平成29年1月1日より施行される「育児・介護休業法」及び「男女雇用機会均等法」への対応についての2回目です。今回は育児休業法の改正点と男女雇用機会均等法の改正点(妊娠・出産・育児介護休業等での就業環境整備。いわゆるマタハラ・パタハラ)について解説していきます。

育児休業法の改正点は次の3点です。
 ①子供の看護休暇の半日単位取得が可能になること(現行では一日単位)
 ②有期契約労働者の育児休業取得要件が緩和されること
 ③育児休業等の対象となる子供の範囲が変更されること(特別養子縁組等)

 ①の半日単位については、介護休暇についても同様ですので併せて覚えておくとよいでしょう。この部分での留意点は、まず所定労働時間が4時間以下の職員については適用除外になり、1日単位の適用のままになります。また、業務の性質や実施体制に照らして、半日単位が困難と認められる夜勤交替制の労働者等は、労使協定により除外し、1日単位を原則とすることが可能です。最後に、労使協定を締結すれば、所定労働時間の二分の一以外の「半日」を設定することができます。つまり、所定労働時間が、午前が9時から12時の3時間、午後が13時から18時の5時間、休憩は12時から13時である場合、半日の取得の単位となる時間数は、原則のままであれば4時間ずつ(9時から14時、14時から18時。休憩を除く)にしなければなりませんが、労使協定を締結することにより、休憩の12時から13時を境に半日とすることが可能になりますので、人員配置が行いやすくなります。これには労使協定の締結が必須になりますので、子供の看護休暇・介護休暇共に事前に締結しておくようにして下さい。

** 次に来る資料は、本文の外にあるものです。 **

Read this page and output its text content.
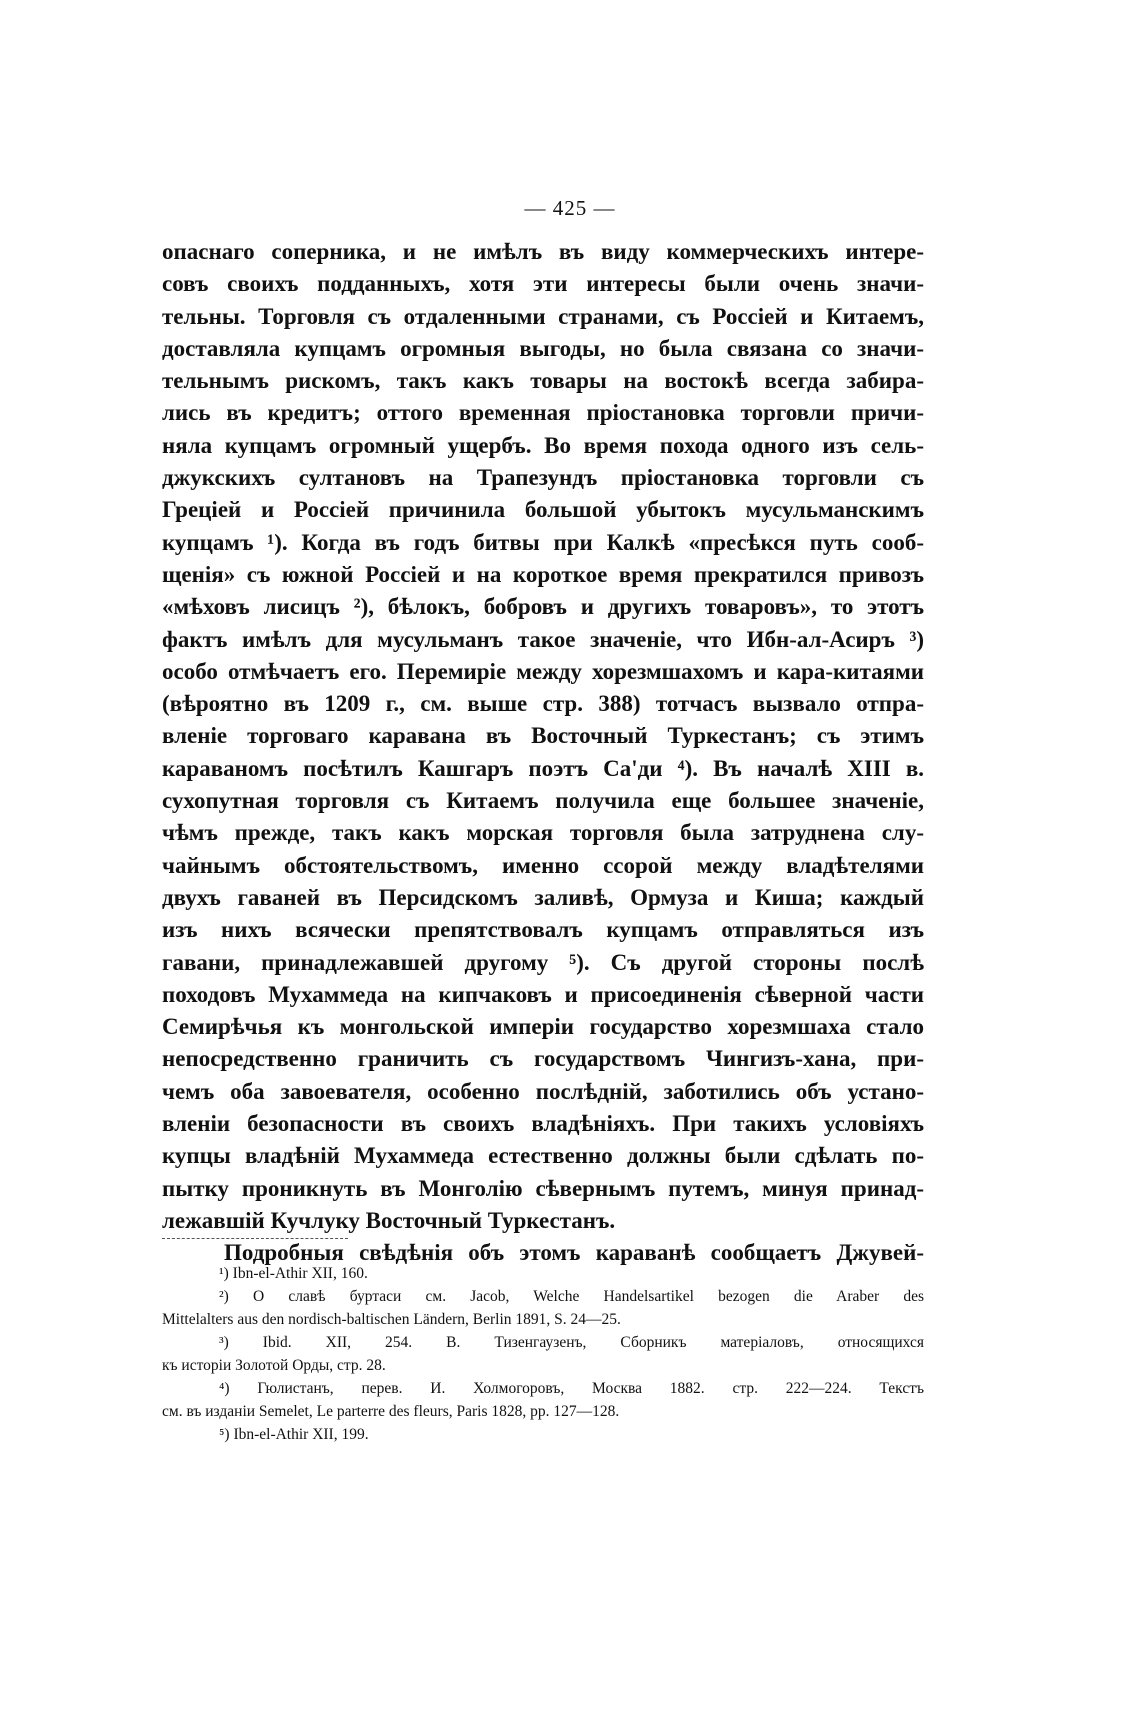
— 425 —
опаснаго соперника, и не имѣлъ въ виду коммерческихъ интере-
совъ своихъ подданныхъ, хотя эти интересы были очень значи-
тельны. Торговля съ отдаленными странами, съ Россіей и Китаемъ,
доставляла купцамъ огромныя выгоды, но была связана со значи-
тельнымъ рискомъ, такъ какъ товары на востокѣ всегда забира-
лись въ кредитъ; оттого временная пріостановка торговли причи-
няла купцамъ огромный ущербъ. Во время похода одного изъ сель-
джукскихъ султановъ на Трапезундъ пріостановка торговли съ
Греціей и Россіей причинила большой убытокъ мусульманскимъ
купцамъ ¹). Когда въ годъ битвы при Калкѣ «пресѣкся путь сооб-
щенія» съ южной Россіей и на короткое время прекратился привозъ
«мѣховъ лисицъ ²), бѣлокъ, бобровъ и другихъ товаровъ», то этотъ
фактъ имѣлъ для мусульманъ такое значеніе, что Ибн-ал-Асиръ ³)
особо отмѣчаетъ его. Перемиріе между хорезмшахомъ и кара-китаями
(вѣроятно въ 1209 г., см. выше стр. 388) тотчасъ вызвало отпра-
вленіе торговаго каравана въ Восточный Туркестанъ; съ этимъ
караваномъ посѣтилъ Кашгаръ поэтъ Са'ди ⁴). Въ началѣ XIII в.
сухопутная торговля съ Китаемъ получила еще большее значеніе,
чѣмъ прежде, такъ какъ морская торговля была затруднена слу-
чайнымъ обстоятельствомъ, именно ссорой между владѣтелями
двухъ гаваней въ Персидскомъ заливѣ, Ормуза и Киша; каждый
изъ нихъ всячески препятствовалъ купцамъ отправляться изъ
гавани, принадлежавшей другому ⁵). Съ другой стороны послѣ
походовъ Мухаммеда на кипчаковъ и присоединенія сѣверной части
Семирѣчья къ монгольской имперіи государство хорезмшаха стало
непосредственно граничить съ государствомъ Чингизъ-хана, при-
чемъ оба завоевателя, особенно послѣдній, заботились объ устано-
вленіи безопасности въ своихъ владѣніяхъ. При такихъ условіяхъ
купцы владѣній Мухаммеда естественно должны были сдѣлать по-
пытку проникнуть въ Монголію сѣвернымъ путемъ, минуя принад-
лежавшій Кучлуку Восточный Туркестанъ.
Подробныя свѣдѣнія объ этомъ караванѣ сообщаетъ Джувей-
¹) Ibn-el-Athir XII, 160.
²) О славѣ буртаси см. Jacob, Welche Handelsartikel bezogen die Araber des
Mittelalters aus den nordisch-baltischen Ländern, Berlin 1891, S. 24—25.
³) Ibid. XII, 254. В. Тизенгаузенъ, Сборникъ матеріаловъ, относящихся
къ исторіи Золотой Орды, стр. 28.
⁴) Гюлистанъ, перев. И. Холмогоровъ, Москва 1882. стр. 222—224. Текстъ
см. въ изданіи Semelet, Le parterre des fleurs, Paris 1828, pp. 127—128.
⁵) Ibn-el-Athir XII, 199.
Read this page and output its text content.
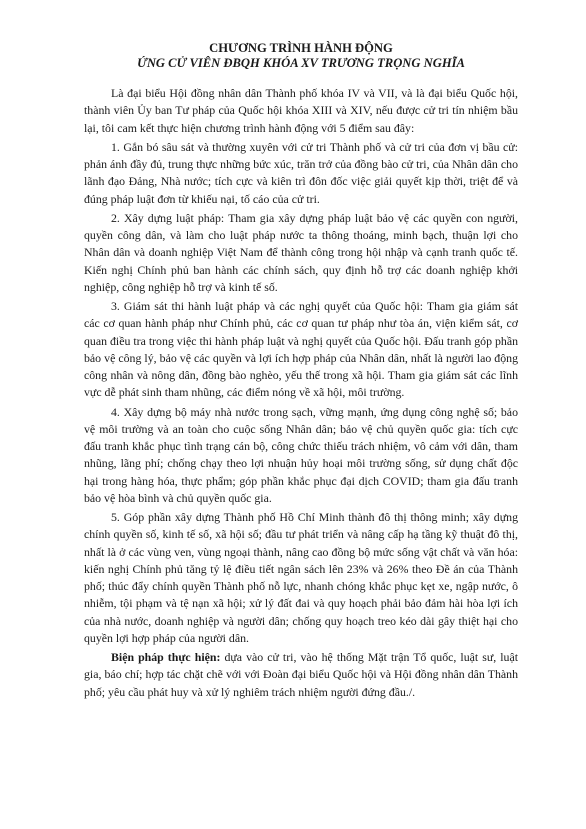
CHƯƠNG TRÌNH HÀNH ĐỘNG

ỨNG CỬ VIÊN ĐBQH KHÓA XV TRƯƠNG TRỌNG NGHĨA

Là đại biểu Hội đồng nhân dân Thành phố khóa IV và VII, và là đại biểu Quốc hội, thành viên Ủy ban Tư pháp của Quốc hội khóa XIII và XIV, nếu được cử tri tín nhiệm bầu lại, tôi cam kết thực hiện chương trình hành động với 5 điểm sau đây:

1. Gắn bó sâu sát và thường xuyên với cử tri Thành phố và cử tri của đơn vị bầu cử: phản ánh đầy đủ, trung thực những bức xúc, trăn trở của đồng bào cử tri, của Nhân dân cho lãnh đạo Đảng, Nhà nước; tích cực và kiên trì đôn đốc việc giải quyết kịp thời, triệt để và đúng pháp luật đơn từ khiếu nại, tố cáo của cử tri.

2. Xây dựng luật pháp: Tham gia xây dựng pháp luật bảo vệ các quyền con người, quyền công dân, và làm cho luật pháp nước ta thông thoáng, minh bạch, thuận lợi cho Nhân dân và doanh nghiệp Việt Nam để thành công trong hội nhập và cạnh tranh quốc tế. Kiến nghị Chính phủ ban hành các chính sách, quy định hỗ trợ các doanh nghiệp khởi nghiệp, công nghiệp hỗ trợ và kinh tế số.

3. Giám sát thi hành luật pháp và các nghị quyết của Quốc hội: Tham gia giám sát các cơ quan hành pháp như Chính phủ, các cơ quan tư pháp như tòa án, viện kiểm sát, cơ quan điều tra trong việc thi hành pháp luật và nghị quyết của Quốc hội. Đấu tranh góp phần bảo vệ công lý, bảo vệ các quyền và lợi ích hợp pháp của Nhân dân, nhất là người lao động công nhân và nông dân, đồng bào nghèo, yếu thế trong xã hội. Tham gia giám sát các lĩnh vực dễ phát sinh tham nhũng, các điểm nóng về xã hội, môi trường.

4. Xây dựng bộ máy nhà nước trong sạch, vững mạnh, ứng dụng công nghệ số; bảo vệ môi trường và an toàn cho cuộc sống Nhân dân; bảo vệ chủ quyền quốc gia: tích cực đấu tranh khắc phục tình trạng cán bộ, công chức thiếu trách nhiệm, vô cảm với dân, tham nhũng, lãng phí; chống chạy theo lợi nhuận hủy hoại môi trường sống, sử dụng chất độc hại trong hàng hóa, thực phẩm; góp phần khắc phục đại dịch COVID; tham gia đấu tranh bảo vệ hòa bình và chủ quyền quốc gia.

5. Góp phần xây dựng Thành phố Hồ Chí Minh thành đô thị thông minh; xây dựng chính quyền số, kinh tế số, xã hội số; đầu tư phát triển và nâng cấp hạ tầng kỹ thuật đô thị, nhất là ở các vùng ven, vùng ngoại thành, nâng cao đồng bộ mức sống vật chất và văn hóa: kiến nghị Chính phủ tăng tỷ lệ điều tiết ngân sách lên 23% và 26% theo Đề án của Thành phố; thúc đẩy chính quyền Thành phố nỗ lực, nhanh chóng khắc phục kẹt xe, ngập nước, ô nhiễm, tội phạm và tệ nạn xã hội; xử lý đất đai và quy hoạch phải bảo đảm hài hòa lợi ích của nhà nước, doanh nghiệp và người dân; chống quy hoạch treo kéo dài gây thiệt hại cho quyền lợi hợp pháp của người dân.

Biện pháp thực hiện: dựa vào cử tri, vào hệ thống Mặt trận Tổ quốc, luật sư, luật gia, báo chí; hợp tác chặt chẽ với với Đoàn đại biểu Quốc hội và Hội đồng nhân dân Thành phố; yêu cầu phát huy và xử lý nghiêm trách nhiệm người đứng đầu./.
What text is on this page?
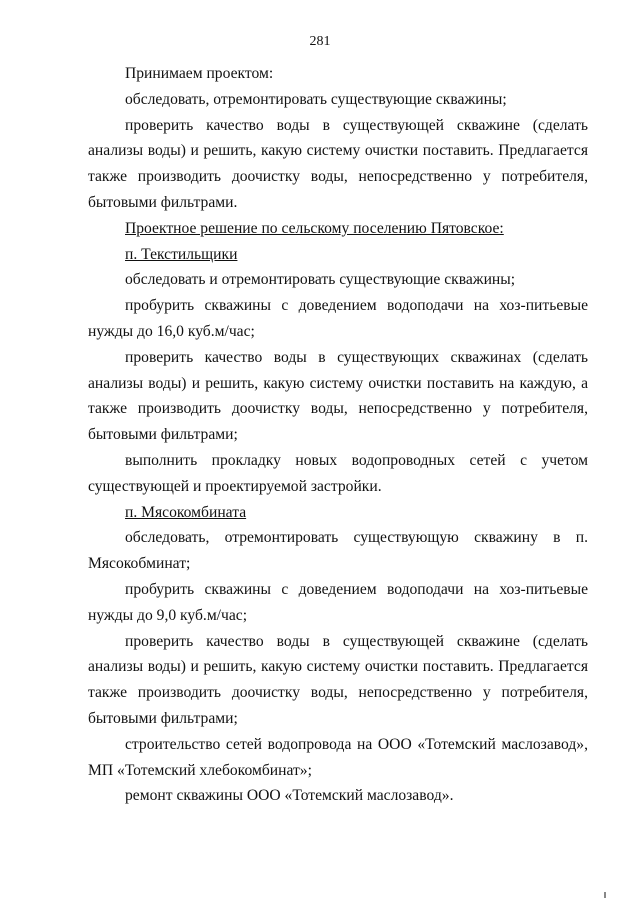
281

Принимаем проектом:

обследовать, отремонтировать существующие скважины;

проверить качество воды в существующей скважине (сделать анализы воды) и решить, какую систему очистки поставить. Предлагается также производить доочистку воды, непосредственно у потребителя, бытовыми фильтрами.

Проектное решение по сельскому поселению Пятовское:

п. Текстильщики

обследовать и отремонтировать существующие скважины;

пробурить скважины с доведением водоподачи на хоз-питьевые нужды до 16,0 куб.м/час;

проверить качество воды в существующих скважинах (сделать анализы воды) и решить, какую систему очистки поставить на каждую, а также производить доочистку воды, непосредственно у потребителя, бытовыми фильтрами;

выполнить прокладку новых водопроводных сетей с учетом существующей и проектируемой застройки.

п. Мясокомбината

обследовать, отремонтировать существующую скважину в п. Мясокобминат;

пробурить скважины с доведением водоподачи на хоз-питьевые нужды до 9,0 куб.м/час;

проверить качество воды в существующей скважине (сделать анализы воды) и решить, какую систему очистки поставить. Предлагается также производить доочистку воды, непосредственно у потребителя, бытовыми фильтрами;

строительство сетей водопровода на ООО «Тотемский маслозавод», МП «Тотемский хлебокомбинат»;

ремонт скважины ООО «Тотемский маслозавод».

 男女雇用機会均等法の改正点は、妊娠・出産・育児休業・介護休業等を理由とする不利益取り扱い禁止に加えて、防止措置義務が新たに追加される、ということです。追加部分については、例えば職場において、上司や同僚が妊娠した労働者に対し「ここでは産休は取れないものと思ってください」といった言動により嫌がらせをすることがないように、就業規則等で制度の利用が出来る旨を明確化した上で、管理監督者を含む全労働者に周知・啓発すること等が必要になります。
 制度を理解した上で規則の改定、労使協定の締結、周知徹底を行うことで人事上のトラブルを未然に防ぐことが可能となります。是非、この機会に自社の制度を見直してみてはいかがでしょうか。